Chapter 13 bankruptcy
– When someone decides to take this option, it involves paying back your creditors over 5 years or so through a court-approved payment plan, and the amount to pay is based on your income.

Medical debt consolidation - While not as common as consolidating credit card debt, it is possible to consolidate your hospital as well as medical bills and debt. There are programs and methods to use that can help. Learn more.

 

Is a debt consolidation loan usually a good option for receiving debt relief?

In many more cases than not, yes. In some cases though, a consumer may be better off using credit counseling, debt settlement, or even bankruptcy for debt relief. In many other cases, people who need debt relief are not eligible for a debt consolidation loan because of issues such as bad credit, total high debt balances, or some other factor which may raise a red flag to a lender. Find ways to get help with debt consolidation and the best tips.

How do I determine whether a debt consolidation loan is a good debt relief option?

The most important factors are the rate, the term, and the conditions of the loan. For a debt consolidation loan to make sense for you, the monthly payment, interest, and/or pay back period must be less than staying the current course. Assuming these factors are all favorable to the consumer who needs help, the most important issues to determine the suitability of a debt consolidation loan is a) the nature of your debt problem b) the type of the loan, c) and the stability of your income and d) how these all impact each other. Find some of the top reasons why to consolidate credit card bills.

Why is the type of the loan important?

One, a secured debt consolidation loan will raise different types of issues for a debtor than an unsecured loan. For example, if a consumer who is looking for a loan takes out a second mortgage to help consolidate their credit card debt, they need to have sufficient income and also “breathing room” because as little as one missed payment can result in the foreclosure of their home. In addition, the nature of a debt consolidation is important because a low payment, high interest unsecured loan may provide you with short-term relief, but in the long run, it could actually cause the consumer to lose thousands of dollars in fees and/or interest charges.
 

 

 

 

Why is the nature of the debt problem important?

There have been some studies that showed that over 60% of consumers who go ahead and refinance their property, or who take out a second mortgage to pay off credit card debt and bills end up in the same financial position in about 2 years. Therefore, a debt consolidation loan will usually not make sense if the borrower’s circumstances are the result of either poor budgeting or overspending. In those cases, a debt consolidation loan will only delay the inevitable, which is coming to grips with a serious, maybe uncontrollable spending problem.

Why is income stability important?

The need for this is important for any consumers who are considering choosing the secured debt consolidation route because their home could possibly be foreclosed in the event that as little as one payment on the loan is missed. So if a consumers income fluctuates significantly each month or who if the person works in an industry / company that is laying off or losing jobs have much more to consider before they ever take out a debt consolidation loan.
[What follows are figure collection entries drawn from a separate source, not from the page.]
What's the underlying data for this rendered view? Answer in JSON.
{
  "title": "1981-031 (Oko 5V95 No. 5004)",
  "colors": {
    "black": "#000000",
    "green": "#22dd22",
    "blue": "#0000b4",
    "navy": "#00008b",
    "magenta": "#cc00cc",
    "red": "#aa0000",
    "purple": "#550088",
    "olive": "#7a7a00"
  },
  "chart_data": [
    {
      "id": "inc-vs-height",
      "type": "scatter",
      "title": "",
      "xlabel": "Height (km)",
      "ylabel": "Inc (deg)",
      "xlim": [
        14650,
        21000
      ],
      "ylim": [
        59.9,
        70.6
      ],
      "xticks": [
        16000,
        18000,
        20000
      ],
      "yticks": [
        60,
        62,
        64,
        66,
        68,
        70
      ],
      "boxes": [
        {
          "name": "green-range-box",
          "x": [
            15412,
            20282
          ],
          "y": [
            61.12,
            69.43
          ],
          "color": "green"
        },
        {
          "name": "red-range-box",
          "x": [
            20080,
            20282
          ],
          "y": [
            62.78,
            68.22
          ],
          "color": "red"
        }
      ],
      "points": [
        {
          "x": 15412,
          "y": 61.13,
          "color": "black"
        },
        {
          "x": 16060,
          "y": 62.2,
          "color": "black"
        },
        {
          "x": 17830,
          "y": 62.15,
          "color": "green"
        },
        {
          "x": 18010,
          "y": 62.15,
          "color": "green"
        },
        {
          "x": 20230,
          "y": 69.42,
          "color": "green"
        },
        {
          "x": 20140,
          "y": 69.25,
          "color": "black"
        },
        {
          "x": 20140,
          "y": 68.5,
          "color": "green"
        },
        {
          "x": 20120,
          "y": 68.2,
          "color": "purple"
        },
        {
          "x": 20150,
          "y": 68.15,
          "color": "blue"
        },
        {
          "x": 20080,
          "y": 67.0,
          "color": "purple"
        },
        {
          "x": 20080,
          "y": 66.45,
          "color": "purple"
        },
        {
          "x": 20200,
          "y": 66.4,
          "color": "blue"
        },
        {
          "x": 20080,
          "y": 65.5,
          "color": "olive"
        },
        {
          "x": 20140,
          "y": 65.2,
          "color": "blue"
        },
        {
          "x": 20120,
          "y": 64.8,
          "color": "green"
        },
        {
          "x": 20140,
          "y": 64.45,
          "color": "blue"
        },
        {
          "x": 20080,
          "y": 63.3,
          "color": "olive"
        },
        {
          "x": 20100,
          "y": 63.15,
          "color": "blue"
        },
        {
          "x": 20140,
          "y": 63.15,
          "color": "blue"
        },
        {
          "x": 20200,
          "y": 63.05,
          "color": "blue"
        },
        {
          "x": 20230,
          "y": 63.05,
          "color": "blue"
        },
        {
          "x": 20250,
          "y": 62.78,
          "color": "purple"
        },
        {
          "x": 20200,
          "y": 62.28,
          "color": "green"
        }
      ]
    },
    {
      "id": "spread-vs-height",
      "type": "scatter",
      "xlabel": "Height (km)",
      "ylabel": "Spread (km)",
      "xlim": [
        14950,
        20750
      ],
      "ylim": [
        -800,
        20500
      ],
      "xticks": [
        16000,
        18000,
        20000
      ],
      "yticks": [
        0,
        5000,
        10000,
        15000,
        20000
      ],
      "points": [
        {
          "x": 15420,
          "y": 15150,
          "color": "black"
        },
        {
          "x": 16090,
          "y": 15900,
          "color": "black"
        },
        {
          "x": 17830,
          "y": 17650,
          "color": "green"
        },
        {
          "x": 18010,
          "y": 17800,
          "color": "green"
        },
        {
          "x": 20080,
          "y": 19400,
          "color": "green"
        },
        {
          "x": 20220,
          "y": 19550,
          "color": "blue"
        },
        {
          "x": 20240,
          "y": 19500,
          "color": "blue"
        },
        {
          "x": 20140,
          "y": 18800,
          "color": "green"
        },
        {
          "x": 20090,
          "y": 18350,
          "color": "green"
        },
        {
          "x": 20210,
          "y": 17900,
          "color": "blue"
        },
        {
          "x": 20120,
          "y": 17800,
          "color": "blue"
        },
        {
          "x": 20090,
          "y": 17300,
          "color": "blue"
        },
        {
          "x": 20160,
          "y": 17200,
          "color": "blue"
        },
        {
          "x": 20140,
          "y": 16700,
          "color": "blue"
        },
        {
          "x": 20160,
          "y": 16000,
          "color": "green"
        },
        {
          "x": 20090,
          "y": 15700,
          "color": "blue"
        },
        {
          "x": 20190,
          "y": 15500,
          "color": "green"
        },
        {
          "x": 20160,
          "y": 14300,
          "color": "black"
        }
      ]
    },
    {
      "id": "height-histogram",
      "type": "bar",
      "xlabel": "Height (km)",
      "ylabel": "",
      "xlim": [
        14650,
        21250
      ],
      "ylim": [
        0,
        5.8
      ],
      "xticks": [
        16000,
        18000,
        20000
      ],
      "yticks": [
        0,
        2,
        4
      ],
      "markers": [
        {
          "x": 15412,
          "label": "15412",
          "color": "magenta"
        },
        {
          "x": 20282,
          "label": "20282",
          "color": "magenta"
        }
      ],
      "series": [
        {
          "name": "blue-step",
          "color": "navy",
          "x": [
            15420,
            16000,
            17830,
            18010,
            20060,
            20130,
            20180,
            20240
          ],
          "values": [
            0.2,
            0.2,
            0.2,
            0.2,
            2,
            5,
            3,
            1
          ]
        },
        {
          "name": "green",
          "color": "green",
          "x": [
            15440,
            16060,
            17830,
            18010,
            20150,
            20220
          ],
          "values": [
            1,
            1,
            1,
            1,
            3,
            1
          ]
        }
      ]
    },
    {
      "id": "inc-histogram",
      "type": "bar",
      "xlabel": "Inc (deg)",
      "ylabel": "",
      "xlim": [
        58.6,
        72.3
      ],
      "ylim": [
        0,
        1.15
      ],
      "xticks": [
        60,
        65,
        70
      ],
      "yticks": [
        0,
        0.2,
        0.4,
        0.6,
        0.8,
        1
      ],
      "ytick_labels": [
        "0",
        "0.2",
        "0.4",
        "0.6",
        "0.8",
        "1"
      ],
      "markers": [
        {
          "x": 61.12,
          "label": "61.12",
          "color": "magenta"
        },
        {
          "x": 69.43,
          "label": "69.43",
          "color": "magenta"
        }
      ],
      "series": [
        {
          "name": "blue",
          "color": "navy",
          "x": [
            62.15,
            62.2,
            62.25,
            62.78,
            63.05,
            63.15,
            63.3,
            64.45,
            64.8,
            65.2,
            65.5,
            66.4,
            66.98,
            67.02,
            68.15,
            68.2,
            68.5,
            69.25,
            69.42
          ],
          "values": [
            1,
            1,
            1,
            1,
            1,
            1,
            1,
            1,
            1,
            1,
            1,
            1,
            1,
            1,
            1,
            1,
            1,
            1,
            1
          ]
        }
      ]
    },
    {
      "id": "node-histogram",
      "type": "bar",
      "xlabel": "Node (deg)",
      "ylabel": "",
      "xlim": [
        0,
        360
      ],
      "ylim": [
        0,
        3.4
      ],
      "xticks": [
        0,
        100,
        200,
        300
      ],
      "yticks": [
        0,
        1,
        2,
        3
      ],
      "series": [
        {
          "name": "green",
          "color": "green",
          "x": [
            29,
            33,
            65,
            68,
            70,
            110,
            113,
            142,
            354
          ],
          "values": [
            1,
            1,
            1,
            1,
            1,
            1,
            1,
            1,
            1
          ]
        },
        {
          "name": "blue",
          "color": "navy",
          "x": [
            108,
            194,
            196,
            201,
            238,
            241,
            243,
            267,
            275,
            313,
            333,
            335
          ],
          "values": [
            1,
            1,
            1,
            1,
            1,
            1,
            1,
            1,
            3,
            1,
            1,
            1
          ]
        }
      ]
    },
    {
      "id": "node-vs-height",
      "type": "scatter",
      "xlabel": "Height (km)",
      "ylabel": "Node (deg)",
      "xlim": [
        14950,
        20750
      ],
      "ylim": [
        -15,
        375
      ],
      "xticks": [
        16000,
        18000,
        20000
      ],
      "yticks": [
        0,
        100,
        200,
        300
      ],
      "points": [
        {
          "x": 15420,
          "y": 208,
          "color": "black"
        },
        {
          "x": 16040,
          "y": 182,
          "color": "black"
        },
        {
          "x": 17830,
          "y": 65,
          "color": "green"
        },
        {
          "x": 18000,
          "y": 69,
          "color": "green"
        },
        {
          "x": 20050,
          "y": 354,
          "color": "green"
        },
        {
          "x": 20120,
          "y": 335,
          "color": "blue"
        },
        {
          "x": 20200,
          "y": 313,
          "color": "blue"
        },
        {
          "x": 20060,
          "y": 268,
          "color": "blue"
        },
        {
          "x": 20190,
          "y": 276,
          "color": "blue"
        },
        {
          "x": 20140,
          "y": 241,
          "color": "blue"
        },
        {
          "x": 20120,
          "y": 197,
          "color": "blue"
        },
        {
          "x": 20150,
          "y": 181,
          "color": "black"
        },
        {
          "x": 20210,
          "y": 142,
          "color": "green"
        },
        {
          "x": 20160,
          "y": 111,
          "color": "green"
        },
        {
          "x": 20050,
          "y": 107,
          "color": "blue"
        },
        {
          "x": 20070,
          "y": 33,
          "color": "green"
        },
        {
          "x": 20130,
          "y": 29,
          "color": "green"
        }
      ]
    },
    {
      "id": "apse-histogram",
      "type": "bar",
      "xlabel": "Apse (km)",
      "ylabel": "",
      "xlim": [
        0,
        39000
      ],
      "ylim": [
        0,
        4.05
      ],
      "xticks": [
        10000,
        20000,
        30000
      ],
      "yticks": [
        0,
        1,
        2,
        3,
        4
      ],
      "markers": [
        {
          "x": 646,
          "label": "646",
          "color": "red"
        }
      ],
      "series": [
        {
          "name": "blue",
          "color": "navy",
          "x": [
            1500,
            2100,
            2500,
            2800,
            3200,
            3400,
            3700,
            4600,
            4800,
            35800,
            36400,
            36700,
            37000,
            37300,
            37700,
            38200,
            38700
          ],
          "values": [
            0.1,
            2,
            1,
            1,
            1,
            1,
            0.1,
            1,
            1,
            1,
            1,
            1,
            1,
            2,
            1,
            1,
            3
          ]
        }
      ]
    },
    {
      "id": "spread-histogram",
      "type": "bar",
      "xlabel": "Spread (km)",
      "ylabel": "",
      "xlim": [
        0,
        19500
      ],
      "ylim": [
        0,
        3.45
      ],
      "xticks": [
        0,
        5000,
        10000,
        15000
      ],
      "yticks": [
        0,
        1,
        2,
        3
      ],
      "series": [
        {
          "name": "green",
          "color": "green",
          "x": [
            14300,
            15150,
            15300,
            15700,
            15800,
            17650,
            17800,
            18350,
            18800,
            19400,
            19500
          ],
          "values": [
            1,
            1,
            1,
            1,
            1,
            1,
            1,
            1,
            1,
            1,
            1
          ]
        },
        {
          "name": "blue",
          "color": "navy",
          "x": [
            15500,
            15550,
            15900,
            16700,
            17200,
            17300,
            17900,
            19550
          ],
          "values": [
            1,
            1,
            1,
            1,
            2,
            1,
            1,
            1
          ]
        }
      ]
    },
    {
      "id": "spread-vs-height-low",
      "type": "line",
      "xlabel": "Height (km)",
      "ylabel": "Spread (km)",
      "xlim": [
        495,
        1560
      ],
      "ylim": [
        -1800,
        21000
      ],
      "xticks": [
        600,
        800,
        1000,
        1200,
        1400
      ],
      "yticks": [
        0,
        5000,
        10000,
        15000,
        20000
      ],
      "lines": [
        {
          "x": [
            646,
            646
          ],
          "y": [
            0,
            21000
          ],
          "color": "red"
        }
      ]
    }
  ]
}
This issue is also very important for unsecured debt consolidation loans too because if the likelihood for successfully repaying the interest and the loan is low, the consumer is probably better off addressing the debt through credit counseling or settlement. After all, it is a waste time trying to pay back interest charges and bills that you cannot afford?

Are these type of bill consolidation loans tax-deductible?
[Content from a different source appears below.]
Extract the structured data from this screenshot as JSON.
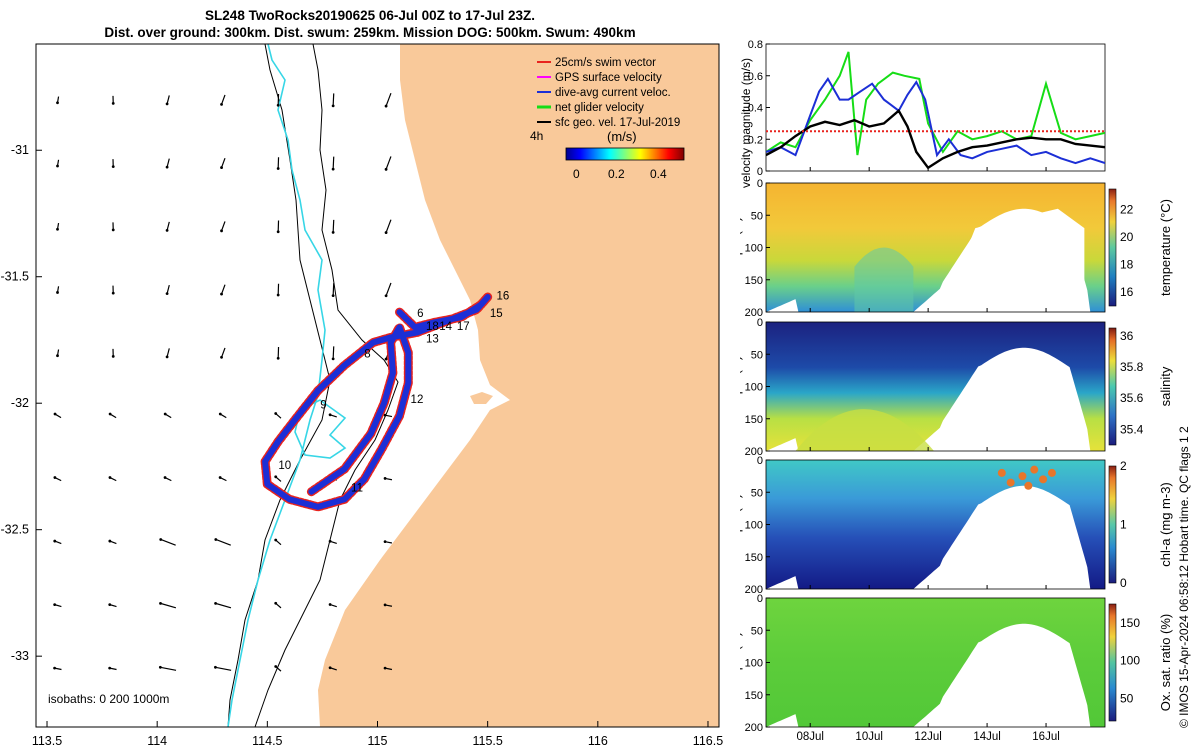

It can be. The interest from debt consolidation loans that are secured by a home is tax deductible. This is one of the main advantages of this type of help.

What are some of the other advantages of using a home-equity debt consolidation loan?
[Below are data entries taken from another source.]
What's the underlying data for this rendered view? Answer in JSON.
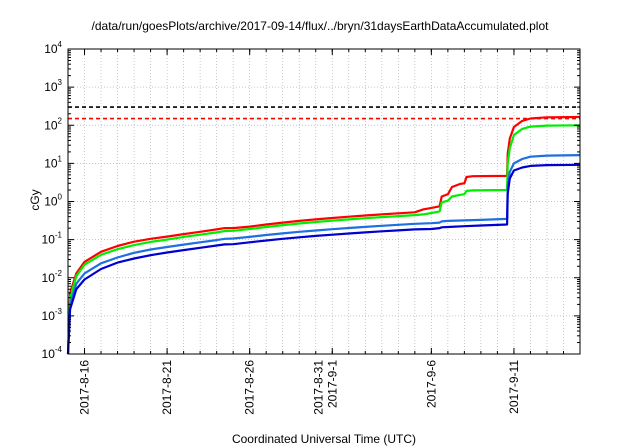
{
  "chart_data": {
    "type": "line",
    "title": "/data/run/goesPlots/archive/2017-09-14/flux/../bryn/31daysEarthDataAccumulated.plot",
    "xlabel": "Coordinated Universal Time (UTC)",
    "ylabel": "cGy",
    "yscale": "log",
    "xlim": [
      "2017-08-15",
      "2017-09-15"
    ],
    "ylim": [
      0.0001,
      10000
    ],
    "grid": true,
    "legend": "none",
    "x_ticks": [
      {
        "x": "2017-08-16",
        "lines": [
          "2017-8-16"
        ]
      },
      {
        "x": "2017-08-21",
        "lines": [
          "2017-8-21"
        ]
      },
      {
        "x": "2017-08-26",
        "lines": [
          "2017-8-26"
        ]
      },
      {
        "x": "2017-08-31",
        "lines": [
          "2017-8-31",
          "2017-9-1"
        ]
      },
      {
        "x": "2017-09-06",
        "lines": [
          "2017-9-6"
        ]
      },
      {
        "x": "2017-09-11",
        "lines": [
          "2017-9-11"
        ]
      }
    ],
    "y_ticks": [
      {
        "value": 0.0001,
        "base": "10",
        "exp": "-4"
      },
      {
        "value": 0.001,
        "base": "10",
        "exp": "-3"
      },
      {
        "value": 0.01,
        "base": "10",
        "exp": "-2"
      },
      {
        "value": 0.1,
        "base": "10",
        "exp": "-1"
      },
      {
        "value": 1,
        "base": "10",
        "exp": "0"
      },
      {
        "value": 10,
        "base": "10",
        "exp": "1"
      },
      {
        "value": 100,
        "base": "10",
        "exp": "2"
      },
      {
        "value": 1000,
        "base": "10",
        "exp": "3"
      },
      {
        "value": 10000,
        "base": "10",
        "exp": "4"
      }
    ],
    "thresholds": [
      {
        "y": 300,
        "color": "#000000"
      },
      {
        "y": 150,
        "color": "#ff0000"
      }
    ],
    "series": [
      {
        "color": "#ff0000",
        "points": [
          [
            "2017-08-15T00:00",
            0.0001
          ],
          [
            "2017-08-15T03:00",
            0.004
          ],
          [
            "2017-08-15T12:00",
            0.013
          ],
          [
            "2017-08-16T00:00",
            0.026
          ],
          [
            "2017-08-17T00:00",
            0.048
          ],
          [
            "2017-08-18T00:00",
            0.068
          ],
          [
            "2017-08-19T00:00",
            0.088
          ],
          [
            "2017-08-20T00:00",
            0.105
          ],
          [
            "2017-08-21T00:00",
            0.12
          ],
          [
            "2017-08-22T00:00",
            0.14
          ],
          [
            "2017-08-23T00:00",
            0.16
          ],
          [
            "2017-08-24T00:00",
            0.185
          ],
          [
            "2017-08-24T12:00",
            0.2
          ],
          [
            "2017-08-25T00:00",
            0.2
          ],
          [
            "2017-08-26T00:00",
            0.22
          ],
          [
            "2017-08-27T00:00",
            0.25
          ],
          [
            "2017-08-28T00:00",
            0.28
          ],
          [
            "2017-08-29T00:00",
            0.31
          ],
          [
            "2017-08-30T00:00",
            0.34
          ],
          [
            "2017-08-31T00:00",
            0.37
          ],
          [
            "2017-09-01T00:00",
            0.4
          ],
          [
            "2017-09-02T00:00",
            0.43
          ],
          [
            "2017-09-03T00:00",
            0.46
          ],
          [
            "2017-09-04T00:00",
            0.49
          ],
          [
            "2017-09-05T00:00",
            0.52
          ],
          [
            "2017-09-05T12:00",
            0.62
          ],
          [
            "2017-09-06T00:00",
            0.68
          ],
          [
            "2017-09-06T12:00",
            0.75
          ],
          [
            "2017-09-06T15:00",
            1.35
          ],
          [
            "2017-09-07T00:00",
            1.55
          ],
          [
            "2017-09-07T06:00",
            2.4
          ],
          [
            "2017-09-07T18:00",
            2.9
          ],
          [
            "2017-09-08T00:00",
            3.0
          ],
          [
            "2017-09-08T03:00",
            4.4
          ],
          [
            "2017-09-08T12:00",
            4.6
          ],
          [
            "2017-09-10T14:00",
            4.7
          ],
          [
            "2017-09-10T15:00",
            18
          ],
          [
            "2017-09-10T18:00",
            45
          ],
          [
            "2017-09-11T00:00",
            90
          ],
          [
            "2017-09-11T12:00",
            130
          ],
          [
            "2017-09-12T00:00",
            150
          ],
          [
            "2017-09-13T00:00",
            162
          ],
          [
            "2017-09-15T00:00",
            165
          ]
        ]
      },
      {
        "color": "#00ee00",
        "points": [
          [
            "2017-08-15T00:00",
            0.0001
          ],
          [
            "2017-08-15T03:00",
            0.003
          ],
          [
            "2017-08-15T12:00",
            0.011
          ],
          [
            "2017-08-16T00:00",
            0.022
          ],
          [
            "2017-08-17T00:00",
            0.04
          ],
          [
            "2017-08-18T00:00",
            0.056
          ],
          [
            "2017-08-19T00:00",
            0.072
          ],
          [
            "2017-08-20T00:00",
            0.087
          ],
          [
            "2017-08-21T00:00",
            0.1
          ],
          [
            "2017-08-22T00:00",
            0.118
          ],
          [
            "2017-08-23T00:00",
            0.135
          ],
          [
            "2017-08-24T00:00",
            0.155
          ],
          [
            "2017-08-24T12:00",
            0.168
          ],
          [
            "2017-08-25T00:00",
            0.17
          ],
          [
            "2017-08-26T00:00",
            0.19
          ],
          [
            "2017-08-27T00:00",
            0.215
          ],
          [
            "2017-08-28T00:00",
            0.24
          ],
          [
            "2017-08-29T00:00",
            0.265
          ],
          [
            "2017-08-30T00:00",
            0.29
          ],
          [
            "2017-08-31T00:00",
            0.315
          ],
          [
            "2017-09-01T00:00",
            0.34
          ],
          [
            "2017-09-02T00:00",
            0.365
          ],
          [
            "2017-09-03T00:00",
            0.39
          ],
          [
            "2017-09-04T00:00",
            0.415
          ],
          [
            "2017-09-05T00:00",
            0.44
          ],
          [
            "2017-09-05T12:00",
            0.46
          ],
          [
            "2017-09-06T00:00",
            0.5
          ],
          [
            "2017-09-06T12:00",
            0.55
          ],
          [
            "2017-09-06T15:00",
            0.95
          ],
          [
            "2017-09-07T00:00",
            1.05
          ],
          [
            "2017-09-07T06:00",
            1.35
          ],
          [
            "2017-09-07T18:00",
            1.5
          ],
          [
            "2017-09-08T00:00",
            1.55
          ],
          [
            "2017-09-08T03:00",
            1.9
          ],
          [
            "2017-09-08T12:00",
            1.95
          ],
          [
            "2017-09-10T14:00",
            2.0
          ],
          [
            "2017-09-10T15:00",
            10
          ],
          [
            "2017-09-10T18:00",
            25
          ],
          [
            "2017-09-11T00:00",
            55
          ],
          [
            "2017-09-11T12:00",
            80
          ],
          [
            "2017-09-12T00:00",
            92
          ],
          [
            "2017-09-13T00:00",
            98
          ],
          [
            "2017-09-15T00:00",
            100
          ]
        ]
      },
      {
        "color": "#1e6fe0",
        "points": [
          [
            "2017-08-15T00:00",
            0.0001
          ],
          [
            "2017-08-15T03:00",
            0.002
          ],
          [
            "2017-08-15T12:00",
            0.007
          ],
          [
            "2017-08-16T00:00",
            0.013
          ],
          [
            "2017-08-17T00:00",
            0.024
          ],
          [
            "2017-08-18T00:00",
            0.034
          ],
          [
            "2017-08-19T00:00",
            0.045
          ],
          [
            "2017-08-20T00:00",
            0.055
          ],
          [
            "2017-08-21T00:00",
            0.064
          ],
          [
            "2017-08-22T00:00",
            0.074
          ],
          [
            "2017-08-23T00:00",
            0.085
          ],
          [
            "2017-08-24T00:00",
            0.097
          ],
          [
            "2017-08-24T12:00",
            0.105
          ],
          [
            "2017-08-25T00:00",
            0.107
          ],
          [
            "2017-08-26T00:00",
            0.118
          ],
          [
            "2017-08-27T00:00",
            0.132
          ],
          [
            "2017-08-28T00:00",
            0.146
          ],
          [
            "2017-08-29T00:00",
            0.16
          ],
          [
            "2017-08-30T00:00",
            0.174
          ],
          [
            "2017-08-31T00:00",
            0.188
          ],
          [
            "2017-09-01T00:00",
            0.202
          ],
          [
            "2017-09-02T00:00",
            0.216
          ],
          [
            "2017-09-03T00:00",
            0.23
          ],
          [
            "2017-09-04T00:00",
            0.245
          ],
          [
            "2017-09-05T00:00",
            0.26
          ],
          [
            "2017-09-06T00:00",
            0.27
          ],
          [
            "2017-09-06T12:00",
            0.28
          ],
          [
            "2017-09-06T15:00",
            0.3
          ],
          [
            "2017-09-07T00:00",
            0.31
          ],
          [
            "2017-09-08T00:00",
            0.32
          ],
          [
            "2017-09-09T00:00",
            0.33
          ],
          [
            "2017-09-10T14:00",
            0.35
          ],
          [
            "2017-09-10T15:00",
            2.5
          ],
          [
            "2017-09-10T18:00",
            6
          ],
          [
            "2017-09-11T00:00",
            10
          ],
          [
            "2017-09-11T12:00",
            13
          ],
          [
            "2017-09-12T00:00",
            15
          ],
          [
            "2017-09-13T00:00",
            16
          ],
          [
            "2017-09-15T00:00",
            16.5
          ]
        ]
      },
      {
        "color": "#0000d0",
        "points": [
          [
            "2017-08-15T00:00",
            0.0001
          ],
          [
            "2017-08-15T03:00",
            0.0015
          ],
          [
            "2017-08-15T12:00",
            0.005
          ],
          [
            "2017-08-16T00:00",
            0.009
          ],
          [
            "2017-08-17T00:00",
            0.017
          ],
          [
            "2017-08-18T00:00",
            0.025
          ],
          [
            "2017-08-19T00:00",
            0.032
          ],
          [
            "2017-08-20T00:00",
            0.039
          ],
          [
            "2017-08-21T00:00",
            0.046
          ],
          [
            "2017-08-22T00:00",
            0.053
          ],
          [
            "2017-08-23T00:00",
            0.061
          ],
          [
            "2017-08-24T00:00",
            0.07
          ],
          [
            "2017-08-24T12:00",
            0.075
          ],
          [
            "2017-08-25T00:00",
            0.076
          ],
          [
            "2017-08-26T00:00",
            0.085
          ],
          [
            "2017-08-27T00:00",
            0.095
          ],
          [
            "2017-08-28T00:00",
            0.105
          ],
          [
            "2017-08-29T00:00",
            0.115
          ],
          [
            "2017-08-30T00:00",
            0.125
          ],
          [
            "2017-08-31T00:00",
            0.135
          ],
          [
            "2017-09-01T00:00",
            0.145
          ],
          [
            "2017-09-02T00:00",
            0.155
          ],
          [
            "2017-09-03T00:00",
            0.165
          ],
          [
            "2017-09-04T00:00",
            0.175
          ],
          [
            "2017-09-05T00:00",
            0.185
          ],
          [
            "2017-09-06T00:00",
            0.19
          ],
          [
            "2017-09-06T12:00",
            0.2
          ],
          [
            "2017-09-06T15:00",
            0.21
          ],
          [
            "2017-09-07T00:00",
            0.215
          ],
          [
            "2017-09-08T00:00",
            0.225
          ],
          [
            "2017-09-09T00:00",
            0.235
          ],
          [
            "2017-09-10T14:00",
            0.25
          ],
          [
            "2017-09-10T15:00",
            1.6
          ],
          [
            "2017-09-10T18:00",
            4
          ],
          [
            "2017-09-11T00:00",
            6.5
          ],
          [
            "2017-09-11T12:00",
            7.8
          ],
          [
            "2017-09-12T00:00",
            8.6
          ],
          [
            "2017-09-13T00:00",
            9.0
          ],
          [
            "2017-09-15T00:00",
            9.2
          ]
        ]
      }
    ]
  }
}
The other advantages include the fact that the monthly payment and the interest are typically much lower than what you are paying on a credit card. This has to do because the debt is secured (so the lender is taking on less risk) and the payment term you are responsible for is somewhat longer. Another advantage of this option is that consolidating your debt into one payment will give you more peace of mind, but it also means that you are far less likely to be late on a payment or a bill, which will improve your credit.